Crime Fighter BI
Florida's efforts in law enforcement data-sharing, analytics and reporting can teach all BI practitioners a thing or two.
I might be the one person in the United States who's never watched a single episode of CSI Wherever-It-Is-Now. That doesn't mean crime shows can't hold my attention, though. It's just that, being more the analytical sort, I'm drawn to the factual, documentary-type criminal cases shown on Court TV, A&E, Discovery and the like.
The technology modern forensics investigators have at their disposal amazes me. Gas chromatograph mass spectrometers, hemoglobin-reacting luminol, fingerprint-matching database apps, mitochondrial DNA tools -- you name it, they've got it. And the stuff works. But there's one area where law enforcement technology is lagging, even though the applications exist to remedy the situation: data-sharing between agencies.
Enter the University of Central Florida, and its FINDER system. The Florida Integrated Network for Data Exchange and Retrieval is a pioneering network that boosts cross-jurisdictional communication between that state's 355 law enforcement agencies. Detectives query the system based on criminals' names or other identifying criteria, and then specify which databases in the network they want to search. Queries bounce off the data sources and return summary reports with hyperlinks to relevant information.

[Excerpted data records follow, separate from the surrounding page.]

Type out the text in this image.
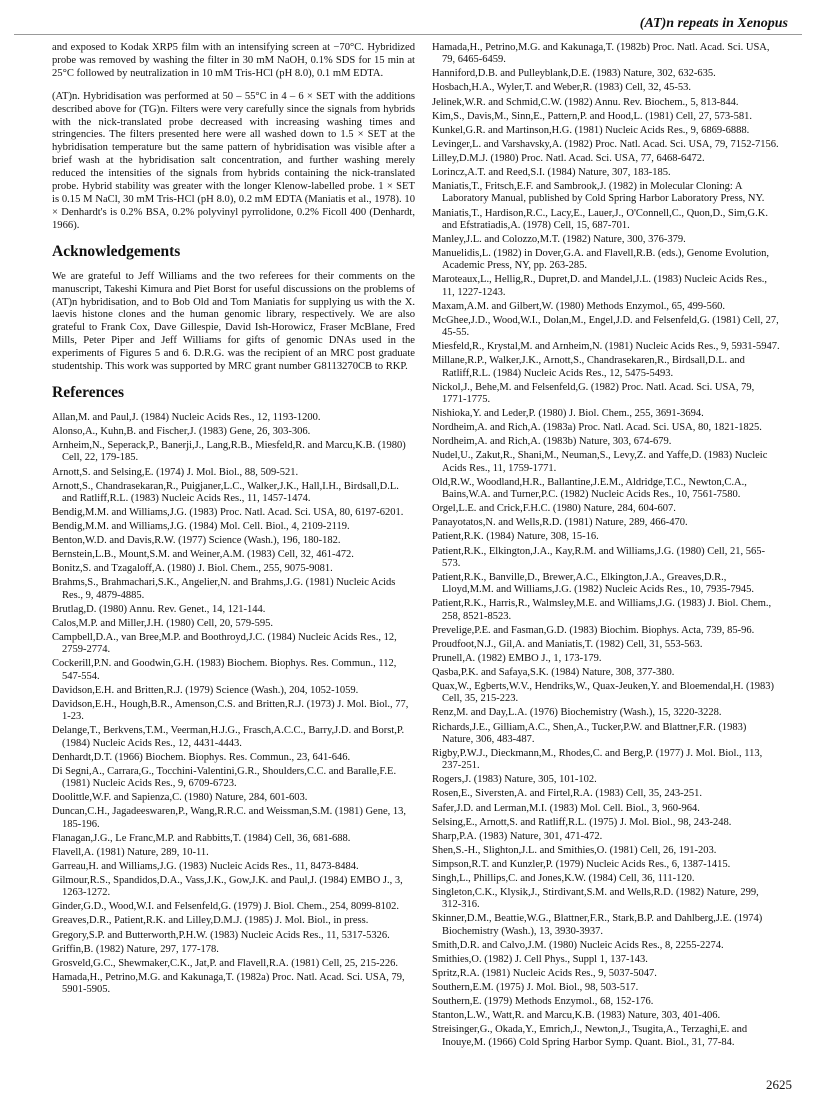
(AT)n repeats in Xenopus

and exposed to Kodak XRP5 film with an intensifying screen at −70°C. Hybridized probe was removed by washing the filter in 30 mM NaOH, 0.1% SDS for 15 min at 25°C followed by neutralization in 10 mM Tris-HCl (pH 8.0), 0.1 mM EDTA.

(AT)n. Hybridisation was performed at 50 – 55°C in 4 – 6 × SET with the additions described above for (TG)n. Filters were very carefully since the signals from hybrids with the nick-translated probe decreased with increasing washing times and stringencies. The filters presented here were all washed down to 1.5 × SET at the hybridisation temperature but the same pattern of hybridisation was visible after a brief wash at the hybridisation salt concentration, and further washing merely reduced the intensities of the signals from hybrids containing the nick-translated probe. Hybrid stability was greater with the longer Klenow-labelled probe. 1 × SET is 0.15 M NaCl, 30 mM Tris-HCl (pH 8.0), 0.2 mM EDTA (Maniatis et al., 1978). 10 × Denhardt's is 0.2% BSA, 0.2% polyvinyl pyrrolidone, 0.2% Ficoll 400 (Denhardt, 1966).

Acknowledgements

We are grateful to Jeff Williams and the two referees for their comments on the manuscript, Takeshi Kimura and Piet Borst for useful discussions on the problems of (AT)n hybridisation, and to Bob Old and Tom Maniatis for supplying us with the X. laevis histone clones and the human genomic library, respectively. We are also grateful to Frank Cox, Dave Gillespie, David Ish-Horowicz, Fraser McBlane, Fred Mills, Peter Piper and Jeff Williams for gifts of genomic DNAs used in the experiments of Figures 5 and 6. D.R.G. was the recipient of an MRC post graduate studentship. This work was supported by MRC grant number G8113270CB to RKP.

References
Allan,M. and Paul,J. (1984) Nucleic Acids Res., 12, 1193-1200.
Alonso,A., Kuhn,B. and Fischer,J. (1983) Gene, 26, 303-306.
Arnheim,N., Seperack,P., Banerji,J., Lang,R.B., Miesfeld,R. and Marcu,K.B. (1980) Cell, 22, 179-185.
Arnott,S. and Selsing,E. (1974) J. Mol. Biol., 88, 509-521.
Arnott,S., Chandrasekaran,R., Puigjaner,L.C., Walker,J.K., Hall,I.H., Birdsall,D.L. and Ratliff,R.L. (1983) Nucleic Acids Res., 11, 1457-1474.
Bendig,M.M. and Williams,J.G. (1983) Proc. Natl. Acad. Sci. USA, 80, 6197-6201.
Bendig,M.M. and Williams,J.G. (1984) Mol. Cell. Biol., 4, 2109-2119.
Benton,W.D. and Davis,R.W. (1977) Science (Wash.), 196, 180-182.
Bernstein,L.B., Mount,S.M. and Weiner,A.M. (1983) Cell, 32, 461-472.
Bonitz,S. and Tzagaloff,A. (1980) J. Biol. Chem., 255, 9075-9081.
Brahms,S., Brahmachari,S.K., Angelier,N. and Brahms,J.G. (1981) Nucleic Acids Res., 9, 4879-4885.
Brutlag,D. (1980) Annu. Rev. Genet., 14, 121-144.
Calos,M.P. and Miller,J.H. (1980) Cell, 20, 579-595.
Campbell,D.A., van Bree,M.P. and Boothroyd,J.C. (1984) Nucleic Acids Res., 12, 2759-2774.
Cockerill,P.N. and Goodwin,G.H. (1983) Biochem. Biophys. Res. Commun., 112, 547-554.
Davidson,E.H. and Britten,R.J. (1979) Science (Wash.), 204, 1052-1059.
Davidson,E.H., Hough,B.R., Amenson,C.S. and Britten,R.J. (1973) J. Mol. Biol., 77, 1-23.
Delange,T., Berkvens,T.M., Veerman,H.J.G., Frasch,A.C.C., Barry,J.D. and Borst,P. (1984) Nucleic Acids Res., 12, 4431-4443.
Denhardt,D.T. (1966) Biochem. Biophys. Res. Commun., 23, 641-646.
Di Segni,A., Carrara,G., Tocchini-Valentini,G.R., Shoulders,C.C. and Baralle,F.E. (1981) Nucleic Acids Res., 9, 6709-6723.
Doolittle,W.F. and Sapienza,C. (1980) Nature, 284, 601-603.
Duncan,C.H., Jagadeeswaren,P., Wang,R.R.C. and Weissman,S.M. (1981) Gene, 13, 185-196.
Flanagan,J.G., Le Franc,M.P. and Rabbitts,T. (1984) Cell, 36, 681-688.
Flavell,A. (1981) Nature, 289, 10-11.
Garreau,H. and Williams,J.G. (1983) Nucleic Acids Res., 11, 8473-8484.
Gilmour,R.S., Spandidos,D.A., Vass,J.K., Gow,J.K. and Paul,J. (1984) EMBO J., 3, 1263-1272.
Ginder,G.D., Wood,W.I. and Felsenfeld,G. (1979) J. Biol. Chem., 254, 8099-8102.
Greaves,D.R., Patient,R.K. and Lilley,D.M.J. (1985) J. Mol. Biol., in press.
Gregory,S.P. and Butterworth,P.H.W. (1983) Nucleic Acids Res., 11, 5317-5326.
Griffin,B. (1982) Nature, 297, 177-178.
Grosveld,G.C., Shewmaker,C.K., Jat,P. and Flavell,R.A. (1981) Cell, 25, 215-226.
Hamada,H., Petrino,M.G. and Kakunaga,T. (1982a) Proc. Natl. Acad. Sci. USA, 79, 5901-5905.
Hamada,H., Petrino,M.G. and Kakunaga,T. (1982b) Proc. Natl. Acad. Sci. USA, 79, 6465-6459.
Hanniford,D.B. and Pulleyblank,D.E. (1983) Nature, 302, 632-635.
Hosbach,H.A., Wyler,T. and Weber,R. (1983) Cell, 32, 45-53.
Jelinek,W.R. and Schmid,C.W. (1982) Annu. Rev. Biochem., 5, 813-844.
Kim,S., Davis,M., Sinn,E., Pattern,P. and Hood,L. (1981) Cell, 27, 573-581.
Kunkel,G.R. and Martinson,H.G. (1981) Nucleic Acids Res., 9, 6869-6888.
Levinger,L. and Varshavsky,A. (1982) Proc. Natl. Acad. Sci. USA, 79, 7152-7156.
Lilley,D.M.J. (1980) Proc. Natl. Acad. Sci. USA, 77, 6468-6472.
Lorincz,A.T. and Reed,S.I. (1984) Nature, 307, 183-185.
Maniatis,T., Fritsch,E.F. and Sambrook,J. (1982) in Molecular Cloning: A Laboratory Manual, published by Cold Spring Harbor Laboratory Press, NY.
Maniatis,T., Hardison,R.C., Lacy,E., Lauer,J., O'Connell,C., Quon,D., Sim,G.K. and Efstratiadis,A. (1978) Cell, 15, 687-701.
Manley,J.L. and Colozzo,M.T. (1982) Nature, 300, 376-379.
Manuelidis,L. (1982) in Dover,G.A. and Flavell,R.B. (eds.), Genome Evolution, Academic Press, NY, pp. 263-285.
Maroteaux,L., Hellig,R., Dupret,D. and Mandel,J.L. (1983) Nucleic Acids Res., 11, 1227-1243.
Maxam,A.M. and Gilbert,W. (1980) Methods Enzymol., 65, 499-560.
McGhee,J.D., Wood,W.I., Dolan,M., Engel,J.D. and Felsenfeld,G. (1981) Cell, 27, 45-55.
Miesfeld,R., Krystal,M. and Arnheim,N. (1981) Nucleic Acids Res., 9, 5931-5947.
Millane,R.P., Walker,J.K., Arnott,S., Chandrasekaren,R., Birdsall,D.L. and Ratliff,R.L. (1984) Nucleic Acids Res., 12, 5475-5493.
Nickol,J., Behe,M. and Felsenfeld,G. (1982) Proc. Natl. Acad. Sci. USA, 79, 1771-1775.
Nishioka,Y. and Leder,P. (1980) J. Biol. Chem., 255, 3691-3694.
Nordheim,A. and Rich,A. (1983a) Proc. Natl. Acad. Sci. USA, 80, 1821-1825.
Nordheim,A. and Rich,A. (1983b) Nature, 303, 674-679.
Nudel,U., Zakut,R., Shani,M., Neuman,S., Levy,Z. and Yaffe,D. (1983) Nucleic Acids Res., 11, 1759-1771.
Old,R.W., Woodland,H.R., Ballantine,J.E.M., Aldridge,T.C., Newton,C.A., Bains,W.A. and Turner,P.C. (1982) Nucleic Acids Res., 10, 7561-7580.
Orgel,L.E. and Crick,F.H.C. (1980) Nature, 284, 604-607.
Panayotatos,N. and Wells,R.D. (1981) Nature, 289, 466-470.
Patient,R.K. (1984) Nature, 308, 15-16.
Patient,R.K., Elkington,J.A., Kay,R.M. and Williams,J.G. (1980) Cell, 21, 565-573.
Patient,R.K., Banville,D., Brewer,A.C., Elkington,J.A., Greaves,D.R., Lloyd,M.M. and Williams,J.G. (1982) Nucleic Acids Res., 10, 7935-7945.
Patient,R.K., Harris,R., Walmsley,M.E. and Williams,J.G. (1983) J. Biol. Chem., 258, 8521-8523.
Prevelige,P.E. and Fasman,G.D. (1983) Biochim. Biophys. Acta, 739, 85-96.
Proudfoot,N.J., Gil,A. and Maniatis,T. (1982) Cell, 31, 553-563.
Prunell,A. (1982) EMBO J., 1, 173-179.
Qasba,P.K. and Safaya,S.K. (1984) Nature, 308, 377-380.
Quax,W., Egberts,W.V., Hendriks,W., Quax-Jeuken,Y. and Bloemendal,H. (1983) Cell, 35, 215-223.
Renz,M. and Day,L.A. (1976) Biochemistry (Wash.), 15, 3220-3228.
Richards,J.E., Gilliam,A.C., Shen,A., Tucker,P.W. and Blattner,F.R. (1983) Nature, 306, 483-487.
Rigby,P.W.J., Dieckmann,M., Rhodes,C. and Berg,P. (1977) J. Mol. Biol., 113, 237-251.
Rogers,J. (1983) Nature, 305, 101-102.
Rosen,E., Siversten,A. and Firtel,R.A. (1983) Cell, 35, 243-251.
Safer,J.D. and Lerman,M.I. (1983) Mol. Cell. Biol., 3, 960-964.
Selsing,E., Arnott,S. and Ratliff,R.L. (1975) J. Mol. Biol., 98, 243-248.
Sharp,P.A. (1983) Nature, 301, 471-472.
Shen,S.-H., Slighton,J.L. and Smithies,O. (1981) Cell, 26, 191-203.
Simpson,R.T. and Kunzler,P. (1979) Nucleic Acids Res., 6, 1387-1415.
Singh,L., Phillips,C. and Jones,K.W. (1984) Cell, 36, 111-120.
Singleton,C.K., Klysik,J., Stirdivant,S.M. and Wells,R.D. (1982) Nature, 299, 312-316.
Skinner,D.M., Beattie,W.G., Blattner,F.R., Stark,B.P. and Dahlberg,J.E. (1974) Biochemistry (Wash.), 13, 3930-3937.
Smith,D.R. and Calvo,J.M. (1980) Nucleic Acids Res., 8, 2255-2274.
Smithies,O. (1982) J. Cell Phys., Suppl 1, 137-143.
Spritz,R.A. (1981) Nucleic Acids Res., 9, 5037-5047.
Southern,E.M. (1975) J. Mol. Biol., 98, 503-517.
Southern,E. (1979) Methods Enzymol., 68, 152-176.
Stanton,L.W., Watt,R. and Marcu,K.B. (1983) Nature, 303, 401-406.
Streisinger,G., Okada,Y., Emrich,J., Newton,J., Tsugita,A., Terzaghi,E. and Inouye,M. (1966) Cold Spring Harbor Symp. Quant. Biol., 31, 77-84.
2625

In short, the system transforms raw, far-flung data into precise intelligence, which is the very core of BI. You can read about Florida's initiative here.
Individuals who commit crimes in multiple locales -- bank robbers or serial murderers, for instance -- often get away with their deeds because law enforcement officials can examine patterns or similarities only from within their jurisdiction. They can act only on the data they have at hand. This is a problem on the national level in the United States and in other countries, and even a challenge within states or provinces. The Florida system, which is in the early going, is designed to broaden the data view for law enforcement and enable queries against that information.
Such an undertaking isn't easy. Central Florida's engineers have to travel from agency to agency, doing systems integration work and ensuring that departments' XML-based Web services are converting data into acceptable formats. Any IT pro who's carried out such work knows it can be a rough job within a single organization, much less across several, varied entities. Florida's betting the end result will justify the effort.
Some of us in the business intelligence community can forget there's a need for knowledge-based intelligence far beyond the world of "business." But Florida's efforts in law enforcement data-sharing, analytics and reporting can teach all BI practitioners a thing or two.